The signal conditioner 710 also receives the signal provided by the control signal generator 720 and adjusts the signal provided by the control signal generator 720 , such as time delay or adjusting an offset voltage value, to generate and provide the control signal VCG 2 to the control end of the driving transistor M 2 .

In some embodiments, the signal conditioner 710 and the signal conditioner 730 are not the resistor R 1 or the diode D 1 at the same time. For example, if the signal conditioner 710 is the resistor R 1 , then the signal conditioner 730 is the diode D 1 . Under this configuration, the driving transistor M 2 can be turned on earlier, and the driving transistor M 1 can be turned on later. Compared with the embodiment shown in FIG. 3 , this embodiment may further increase the time difference between the driving transistor M 2 and the driving transistor M 1 being turned on, and better achieve the effect of reducing the power consumption of the overall driving circuit.

Referring to FIG. 8 , FIG. 8 is a schematic diagram of a driving circuit according to another embodiment of the disclosure. A driving circuit 800 includes multiple driving transistors M 1 to M 3 connected in parallel and configured to jointly drive the light emitting component LD. The number of the driving transistors M 1 to M 3 can be three or more, without certain restrictions. By setting multiple driving transistors M 1 to M 3 to drive the same light emitting component LD, the driving circuit 800 may reduce the current flowing in a single driving transistor M 1 to M 3 , and may effectively reduce the voltage difference between the two ends of each driving transistor. In this way, the total power consumption of the driving transistors M 1 to M 3 may be effectively reduced to achieve the purpose of energy saving and carbon reduction.
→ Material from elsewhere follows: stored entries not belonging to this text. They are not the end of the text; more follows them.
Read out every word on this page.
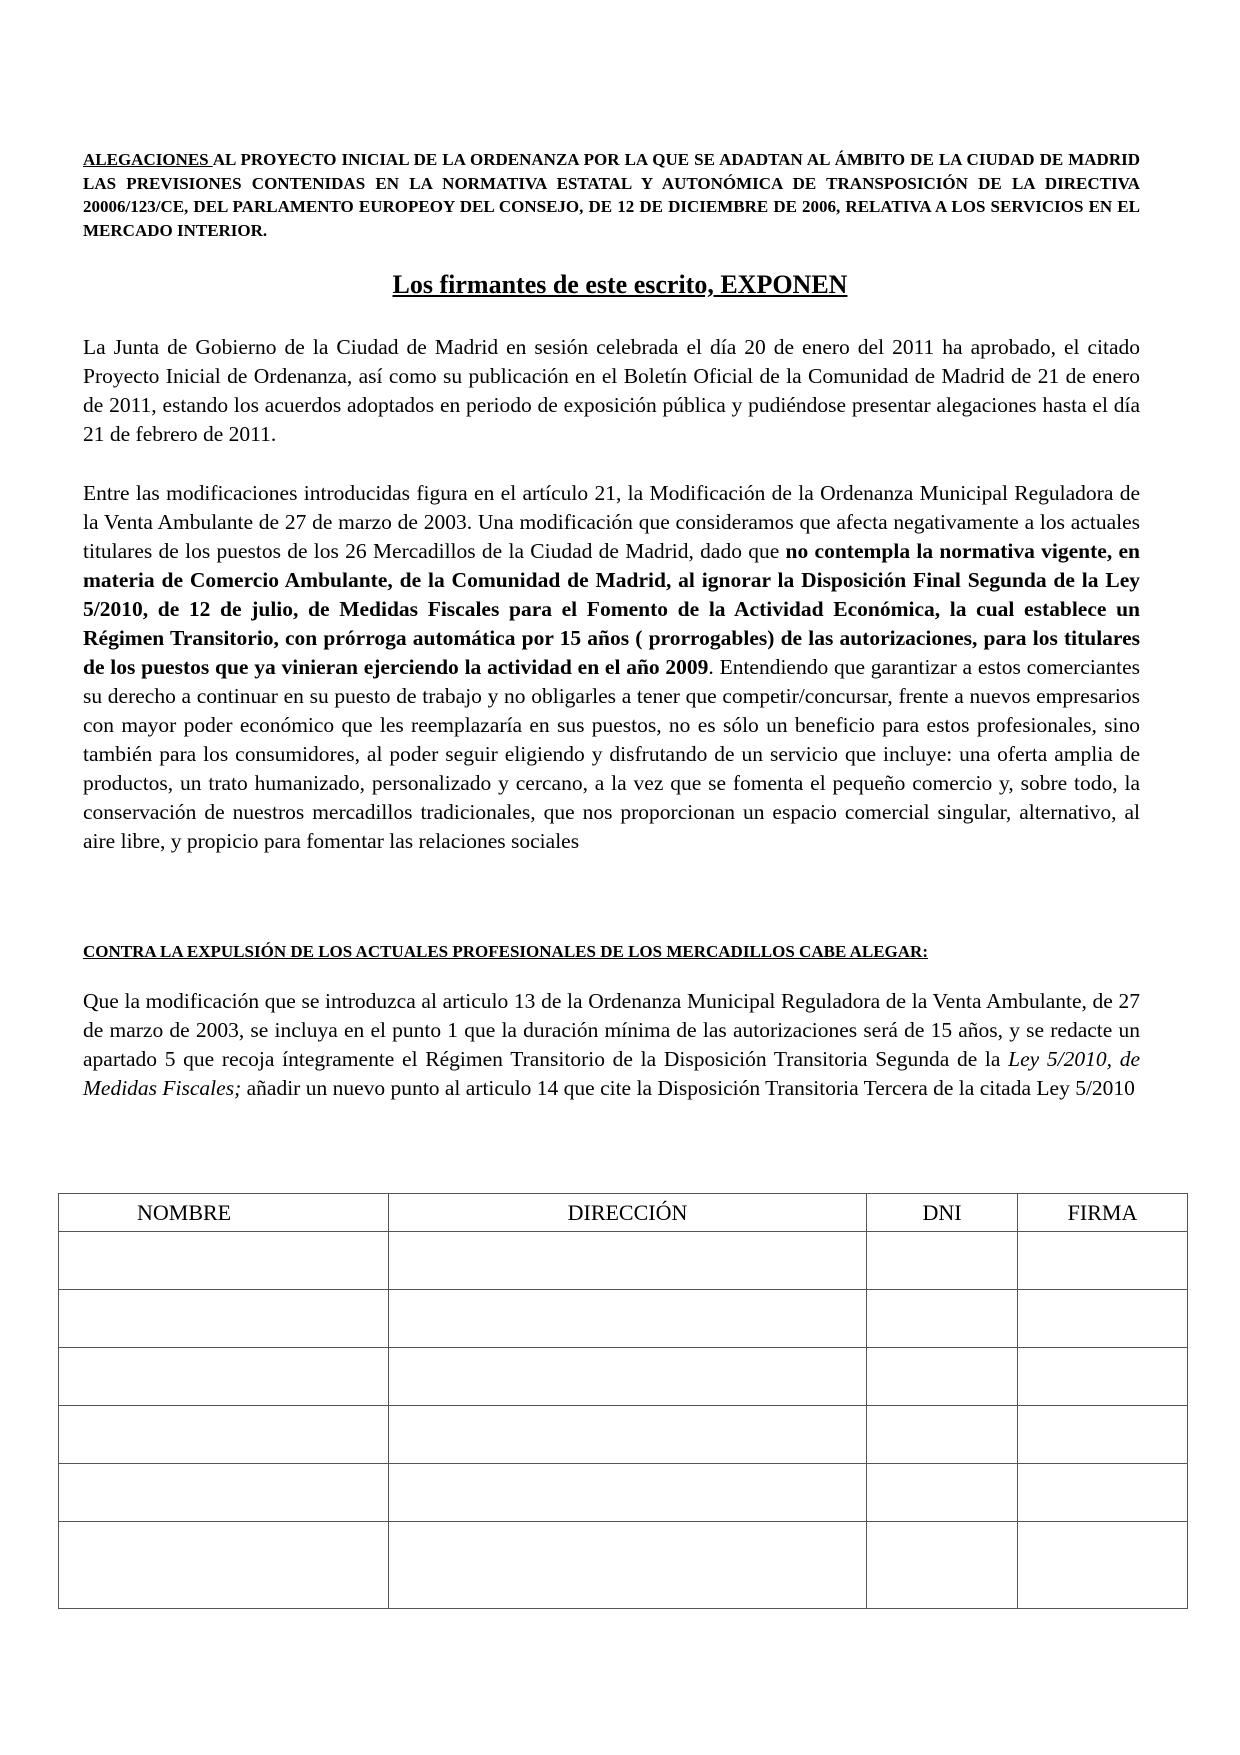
ALEGACIONES AL PROYECTO INICIAL DE LA ORDENANZA POR LA QUE SE ADADTAN AL ÁMBITO DE LA CIUDAD DE MADRID LAS PREVISIONES CONTENIDAS EN LA NORMATIVA ESTATAL Y AUTONÓMICA DE TRANSPOSICIÓN DE LA DIRECTIVA 20006/123/CE, DEL PARLAMENTO EUROPEOY DEL CONSEJO, DE 12 DE DICIEMBRE DE 2006, RELATIVA A LOS SERVICIOS EN EL MERCADO INTERIOR.
Los firmantes de este escrito, EXPONEN
La Junta de Gobierno de la Ciudad de Madrid en sesión celebrada el día 20 de enero del 2011 ha aprobado, el citado Proyecto Inicial de Ordenanza, así como su publicación en el Boletín Oficial de la Comunidad de Madrid de 21 de enero de 2011, estando los acuerdos adoptados en periodo de exposición pública y pudiéndose presentar alegaciones hasta el día 21 de febrero de 2011.
Entre las modificaciones introducidas figura en el artículo 21, la Modificación de la Ordenanza Municipal Reguladora de la Venta Ambulante de 27 de marzo de 2003. Una modificación que consideramos que afecta negativamente a los actuales titulares de los puestos de los 26 Mercadillos de la Ciudad de Madrid, dado que no contempla la normativa vigente, en materia de Comercio Ambulante, de la Comunidad de Madrid, al ignorar la Disposición Final Segunda de la Ley 5/2010, de 12 de julio, de Medidas Fiscales para el Fomento de la Actividad Económica, la cual establece un Régimen Transitorio, con prórroga automática por 15 años ( prorrogables) de las autorizaciones, para los titulares de los puestos que ya vinieran ejerciendo la actividad en el año 2009. Entendiendo que garantizar a estos comerciantes su derecho a continuar en su puesto de trabajo y no obligarles a tener que competir/concursar, frente a nuevos empresarios con mayor poder económico que les reemplazaría en sus puestos, no es sólo un beneficio para estos profesionales, sino también para los consumidores, al poder seguir eligiendo y disfrutando de un servicio que incluye: una oferta amplia de productos, un trato humanizado, personalizado y cercano, a la vez que se fomenta el pequeño comercio y, sobre todo, la conservación de nuestros mercadillos tradicionales, que nos proporcionan un espacio comercial singular, alternativo, al aire libre, y propicio para fomentar las relaciones sociales
CONTRA LA EXPULSIÓN DE LOS ACTUALES PROFESIONALES DE LOS MERCADILLOS CABE ALEGAR:
Que la modificación que se introduzca al articulo 13 de la Ordenanza Municipal Reguladora de la Venta Ambulante, de 27 de marzo de 2003, se incluya en el punto 1 que la duración mínima de las autorizaciones será de 15 años, y se redacte un apartado 5 que recoja íntegramente el Régimen Transitorio de la Disposición Transitoria Segunda de la Ley 5/2010, de Medidas Fiscales; añadir un nuevo punto al articulo 14 que cite la Disposición Transitoria Tercera de la citada Ley 5/2010
NOMBRE	DIRECCIÓN	DNI	FIRMA
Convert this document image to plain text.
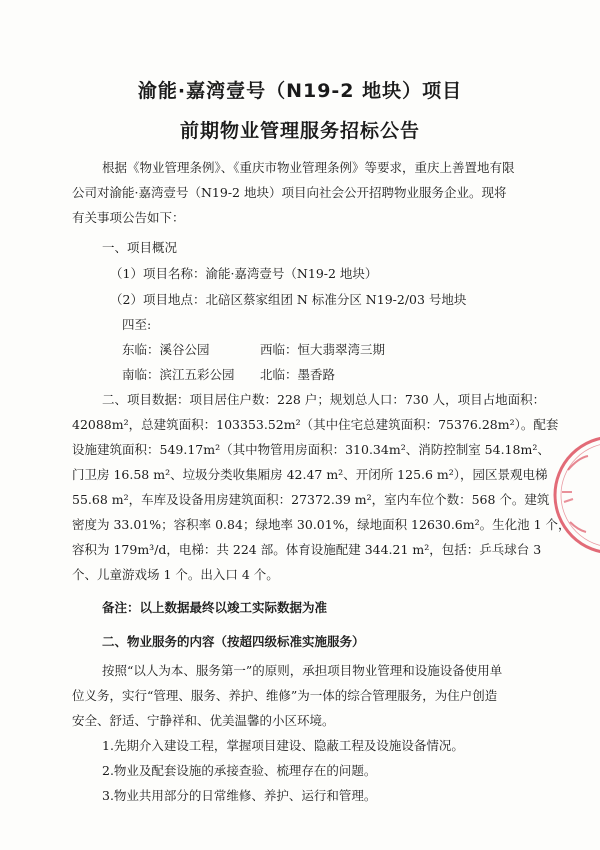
渝能·嘉湾壹号（N19-2 地块）项目
前期物业管理服务招标公告
根据《物业管理条例》、《重庆市物业管理条例》等要求，重庆上善置地有限
公司对渝能·嘉湾壹号（N19-2 地块）项目向社会公开招聘物业服务企业。现将
有关事项公告如下：
一、项目概况
（1）项目名称：渝能·嘉湾壹号（N19-2 地块）
（2）项目地点：北碚区蔡家组团 N 标准分区 N19-2/03 号地块
四至:
东临：溪谷公园	西临：恒大翡翠湾三期
南临：滨江五彩公园 北临：墨香路
二、项目数据：项目居住户数：228 户；规划总人口：730 人，项目占地面积：
42088m²，总建筑面积：103353.52m²（其中住宅总建筑面积：75376.28m²）。配套
设施建筑面积：549.17m²（其中物管用房面积：310.34m²、消防控制室 54.18m²、
门卫房 16.58 m²、垃圾分类收集厢房 42.47 m²、开闭所 125.6 m²），园区景观电梯
55.68 m²，车库及设备用房建筑面积：27372.39 m²，室内车位个数：568 个。建筑
密度为 33.01%；容积率 0.84；绿地率 30.01%，绿地面积 12630.6m²。生化池 1 个，
容积为 179m³/d，电梯：共 224 部。体育设施配建 344.21 m²，包括：乒乓球台 3
个、儿童游戏场 1 个。出入口 4 个。
备注：以上数据最终以竣工实际数据为准
二、物业服务的内容（按超四级标准实施服务）
按照“以人为本、服务第一”的原则，承担项目物业管理和设施设备使用单
位义务，实行“管理、服务、养护、维修”为一体的综合管理服务，为住户创造
安全、舒适、宁静祥和、优美温馨的小区环境。
1.先期介入建设工程，掌握项目建设、隐蔽工程及设施设备情况。
2.物业及配套设施的承接查验、梳理存在的问题。
3.物业共用部分的日常维修、养护、运行和管理。
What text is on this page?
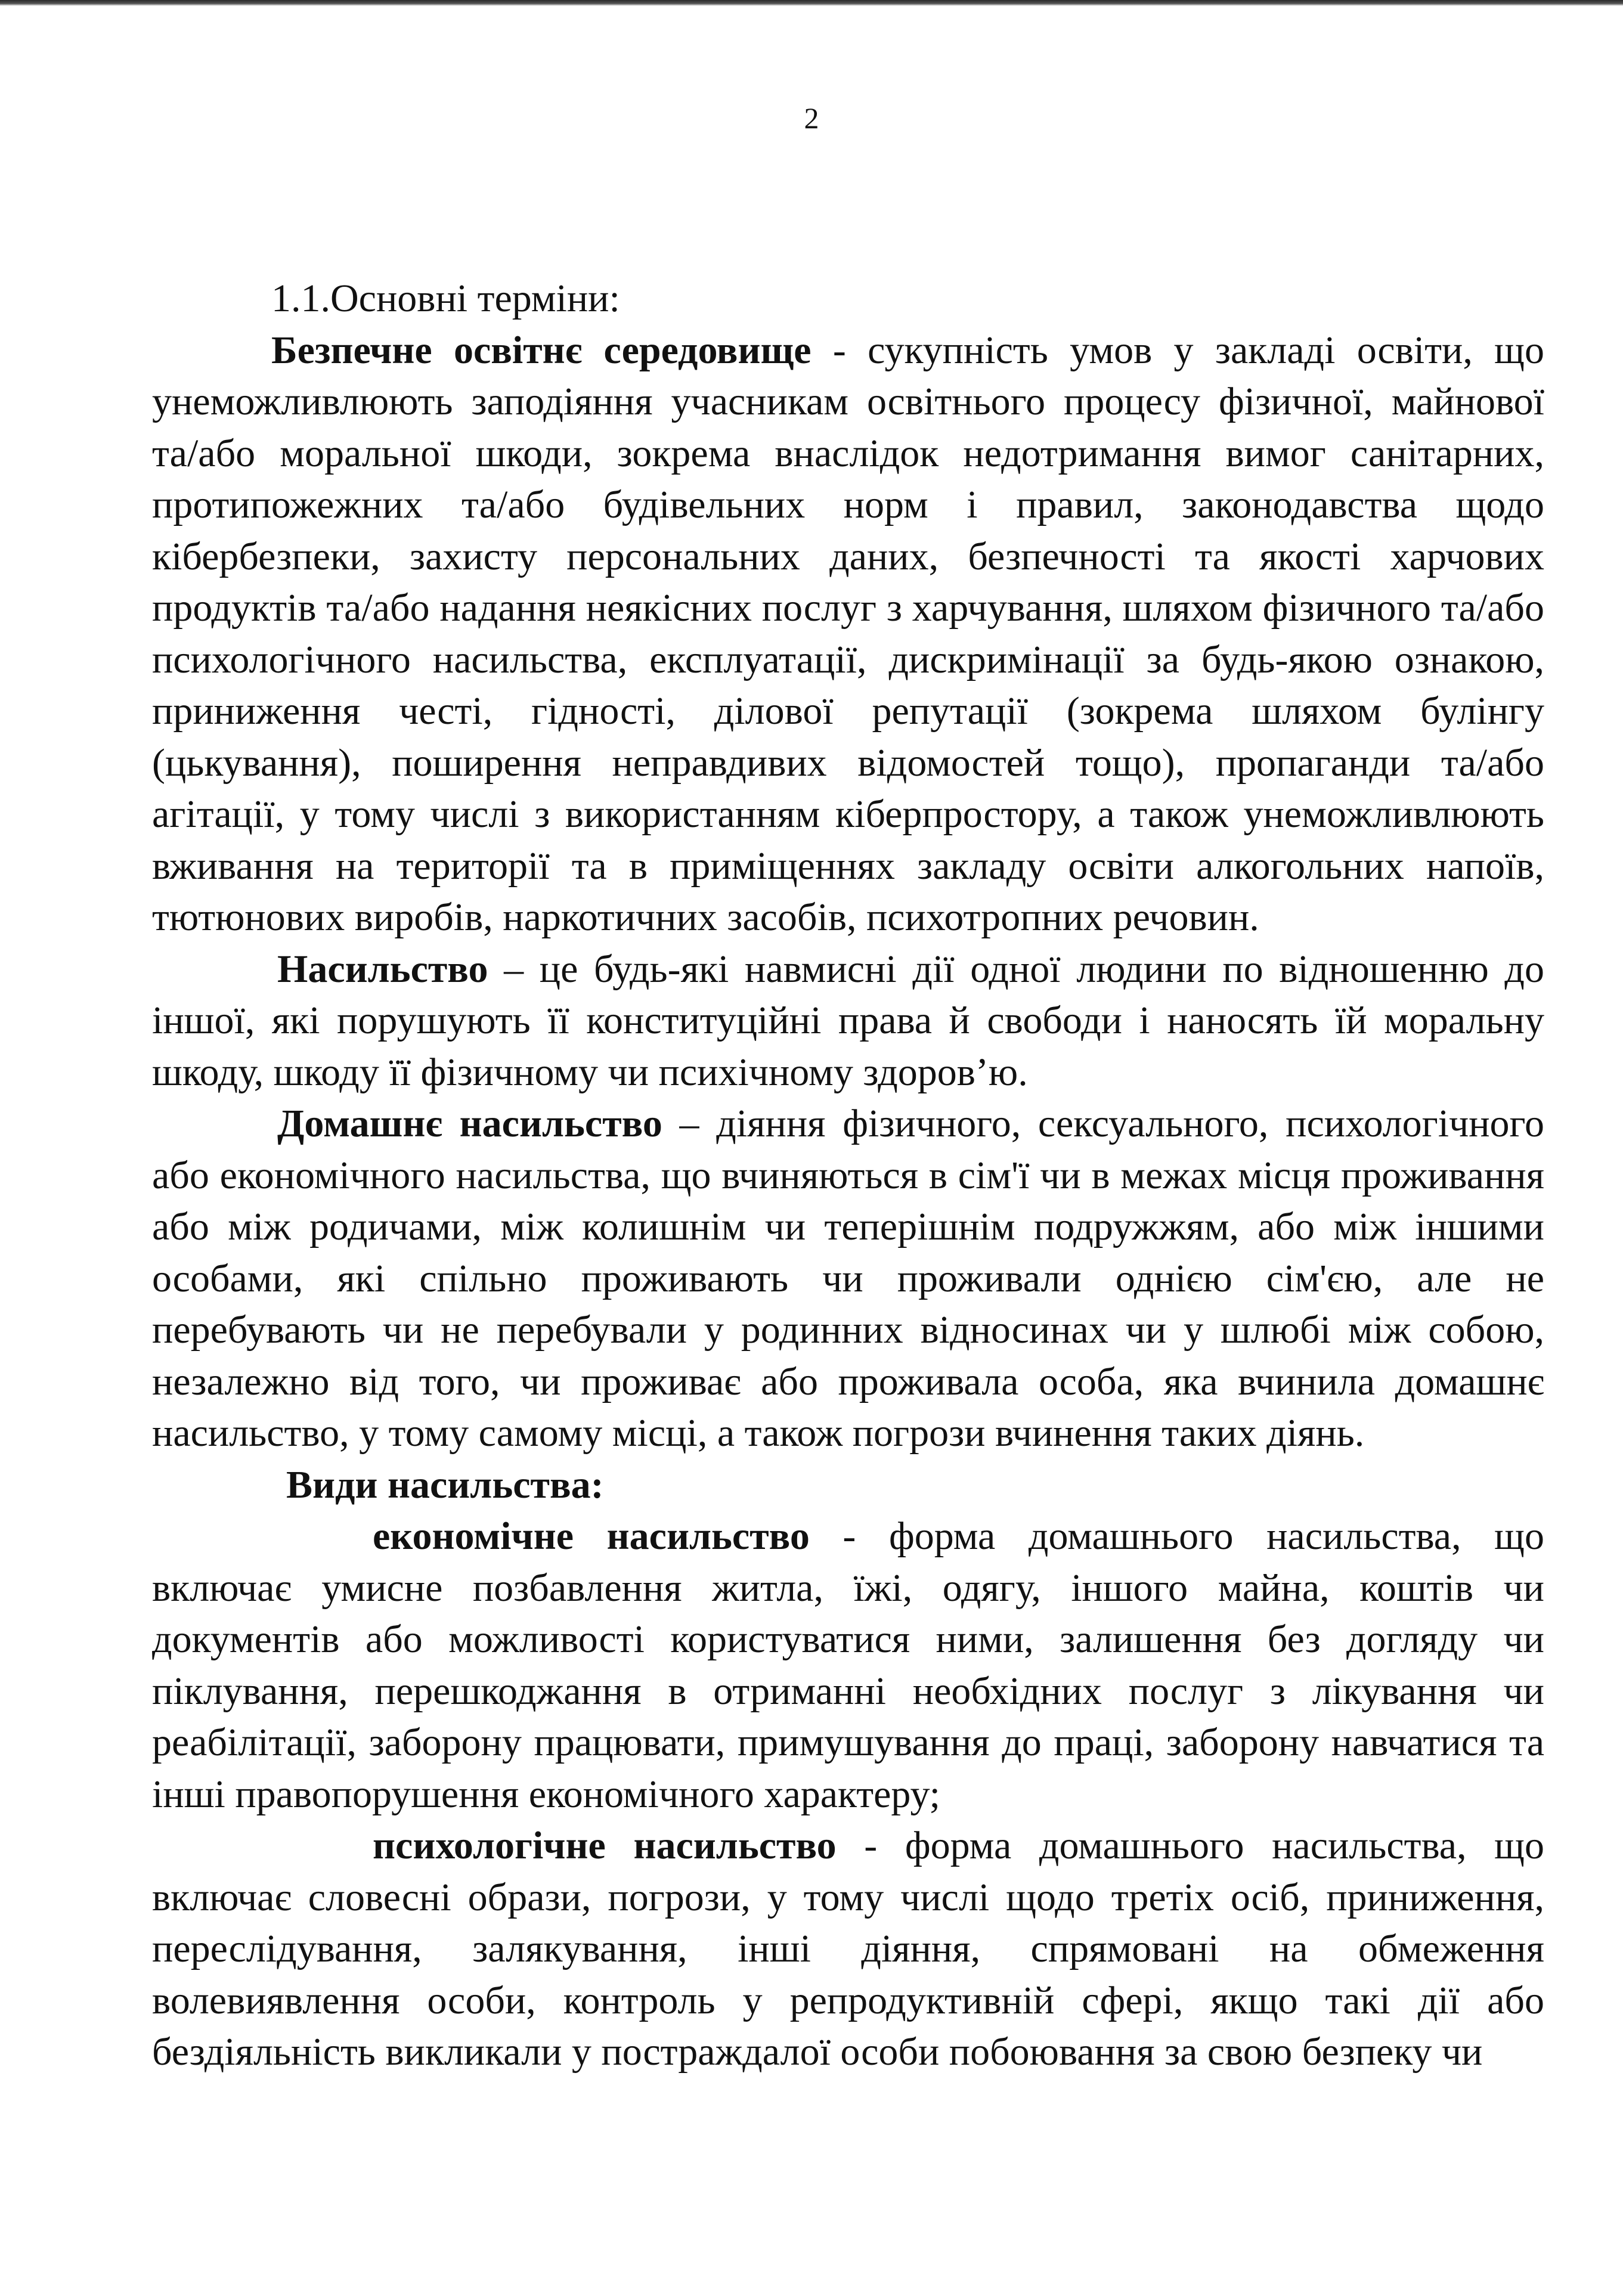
2

1.1.Основні терміни:

Безпечне освітнє середовище - сукупність умов у закладі освіти, що унеможливлюють заподіяння учасникам освітнього процесу фізичної, майнової та/або моральної шкоди, зокрема внаслідок недотримання вимог санітарних, протипожежних та/або будівельних норм і правил, законодавства щодо кібербезпеки, захисту персональних даних, безпечності та якості харчових продуктів та/або надання неякісних послуг з харчування, шляхом фізичного та/або психологічного насильства, експлуатації, дискримінації за будь-якою ознакою, приниження честі, гідності, ділової репутації (зокрема шляхом булінгу (цькування), поширення неправдивих відомостей тощо), пропаганди та/або агітації, у тому числі з використанням кіберпростору, а також унеможливлюють вживання на території та в приміщеннях закладу освіти алкогольних напоїв, тютюнових виробів, наркотичних засобів, психотропних речовин.

Насильство – це будь-які навмисні дії одної людини по відношенню до іншої, які порушують її конституційні права й свободи і наносять їй моральну шкоду, шкоду її фізичному чи психічному здоров’ю.

Домашнє насильство – діяння фізичного, сексуального, психологічного або економічного насильства, що вчиняються в сім'ї чи в межах місця проживання або між родичами, між колишнім чи теперішнім подружжям, або між іншими особами, які спільно проживають чи проживали однією сім'єю, але не перебувають чи не перебували у родинних відносинах чи у шлюбі між собою, незалежно від того, чи проживає або проживала особа, яка вчинила домашнє насильство, у тому самому місці, а також погрози вчинення таких діянь.

Види насильства:

економічне насильство - форма домашнього насильства, що включає умисне позбавлення житла, їжі, одягу, іншого майна, коштів чи документів або можливості користуватися ними, залишення без догляду чи піклування, перешкоджання в отриманні необхідних послуг з лікування чи реабілітації, заборону працювати, примушування до праці, заборону навчатися та інші правопорушення економічного характеру;

психологічне насильство - форма домашнього насильства, що включає словесні образи, погрози, у тому числі щодо третіх осіб, приниження, переслідування, залякування, інші діяння, спрямовані на обмеження волевиявлення особи, контроль у репродуктивній сфері, якщо такі дії або бездіяльність викликали у постраждалої особи побоювання за свою безпеку чи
To sum up, the driving circuit of the disclosure uses multiple driving transistors to generate the driving current of the light emitting component. In this way, the current required by a single driving transistor may be reduced, the voltage difference between the two ends of the driving transistor may be reduced, and the power consumption of the driving transistor may be further reduced.

It will be apparent to those skilled in the art that various modifications and variations can be made to the disclosed embodiments without departing from the scope or spirit of the disclosure. In view of the foregoing, it is intended that the disclosure covers modifications and variations provided that they fall within the scope of the following claims and their equivalents.